Trwa w Unii Europejskiej procedowanie nowej dyrektywy, która będzie definiować prawo krajów członkowskich o tzw. pracownikach delegowanych. Mocne stanowisko w temacie tej dyrektywy prezentował w maju nowo wybrany prezydent Francji Emanuel Macron. On i część polityków Unii chce, by regulacje były korzystne dla krajów tzw. starej unii. Obecnie preferują one pracowników z np. Polski.
Według przedstawionych w ubiegłym roku przez Komisję Europejską (KE) założeń nowego prawa, każdy pracownik, który przekroczy granicę, niezależnie od tego, czy jedzie na kilka miesięcy czy dni, będzie podlegać nowym przepisom. Zakładają one m.in. zapewnienie tych samych stawek dla osób delegowanych i pracowników lokalnych. Oznacza to, że trzeba będzie przestrzegać wypłaty wynagrodzenia według zasad obowiązujących w kraju, landzie czy miejscowości, a te potrafią wynikać z licznych lokalnych układów zbiorowych. Dodatkowo dyrektywa przewiduje przeniesienie składek do systemu ubezpieczeń do kraju, w którym przebywa delegowany pracownik.

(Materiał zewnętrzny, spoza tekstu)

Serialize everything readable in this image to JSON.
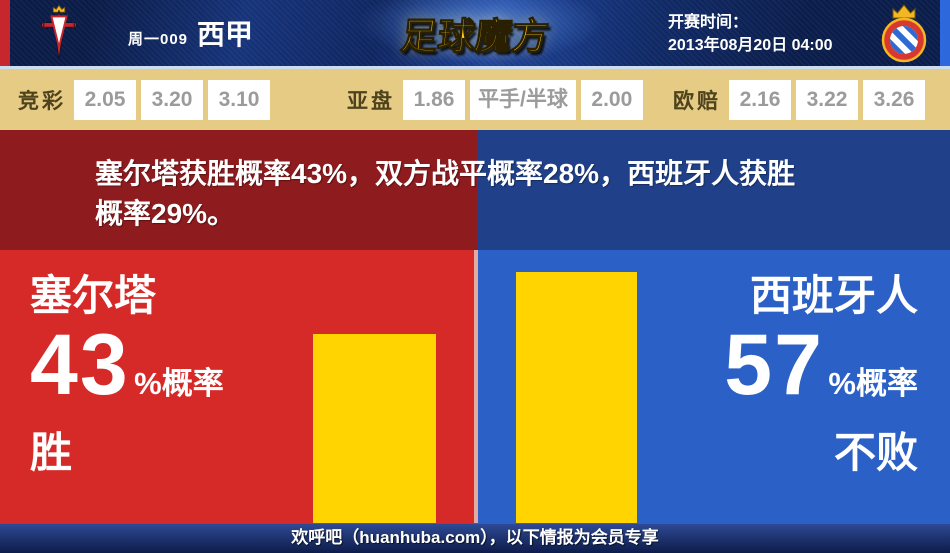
{
  "header": {
    "match_code": "周一009",
    "league": "西甲",
    "brand": "足球魔方",
    "kickoff_label": "开赛时间：",
    "kickoff_datetime": "2013年08月20日 04:00"
  },
  "odds": {
    "jingcai": {
      "label": "竞彩",
      "values": [
        "2.05",
        "3.20",
        "3.10"
      ]
    },
    "yapan": {
      "label": "亚盘",
      "values": [
        "1.86",
        "平手/半球",
        "2.00"
      ]
    },
    "oupei": {
      "label": "欧赔",
      "values": [
        "2.16",
        "3.22",
        "3.26"
      ]
    }
  },
  "analysis": {
    "line1": "塞尔塔获胜概率43%，双方战平概率28%，西班牙人获胜",
    "line2": "概率29%。"
  },
  "home_panel": {
    "team": "塞尔塔",
    "percent": "43",
    "suffix": "%概率",
    "outcome": "胜"
  },
  "away_panel": {
    "team": "西班牙人",
    "percent": "57",
    "suffix": "%概率",
    "outcome": "不败"
  },
  "footer": {
    "text": "欢呼吧（huanhuba.com），以下情报为会员专享"
  },
  "colors": {
    "home_bright": "#d62a28",
    "home_dark": "#8e1b1e",
    "away_bright": "#2b60c6",
    "away_dark": "#20418a",
    "bar": "#ffd400",
    "odds_bg": "#e5cb84"
  },
  "chart_data": {
    "type": "bar",
    "categories": [
      "塞尔塔 胜",
      "西班牙人 不败"
    ],
    "values": [
      43,
      57
    ],
    "unit": "%",
    "bar_color": "#ffd400",
    "probabilities": {
      "home_win_pct": 43,
      "draw_pct": 28,
      "away_win_pct": 29
    }
  }
}
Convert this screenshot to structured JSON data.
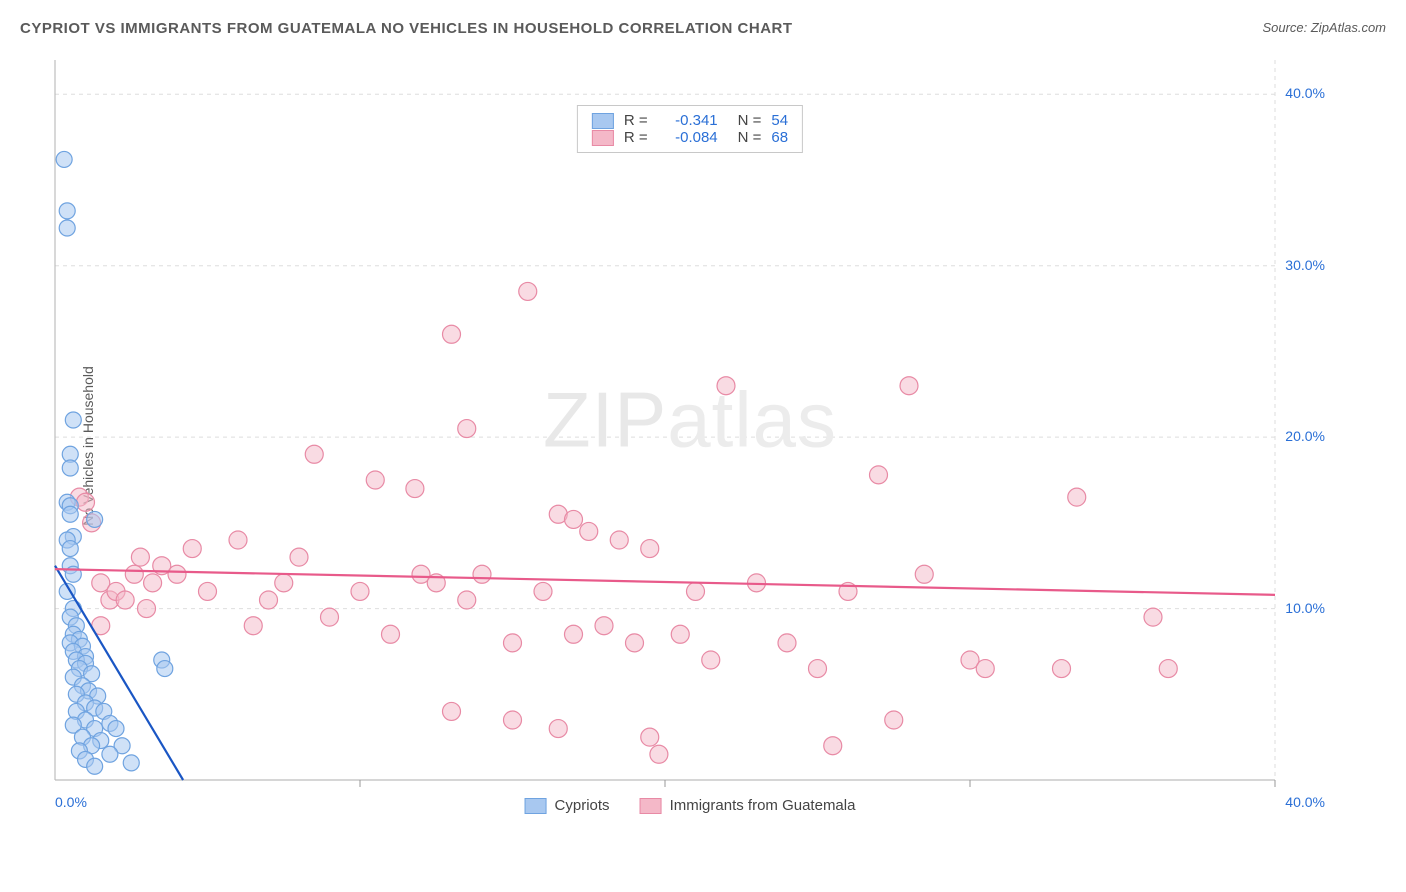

- Nasz kraj jest liderem w Europie pod względem liczby delegowanych pracowników - mówi Krzysztof Jakubowski, wiceprezes Stowarzyszenia Agencji Zatrudnienia (SAZ). Jak podkreśla 22 proc wszystkich delegowanych pochodzi właśnie z Polski. - Najwięcej wysyłanych osób znajduje zatrudnienie w Niemczech, Francji i Belgii. Już dziś wielu pracodawców ma problemy z kwestiami prawnymi dotyczącymi delegowania. Dlatego przerażają ich kolejne zmiany przygotowywane przez Komisję Europejską, które mają wejść w życie jeszcze w tym roku. Uderzają one w jeden z fundamentów UE, czyli wspólny rynek - dodaje.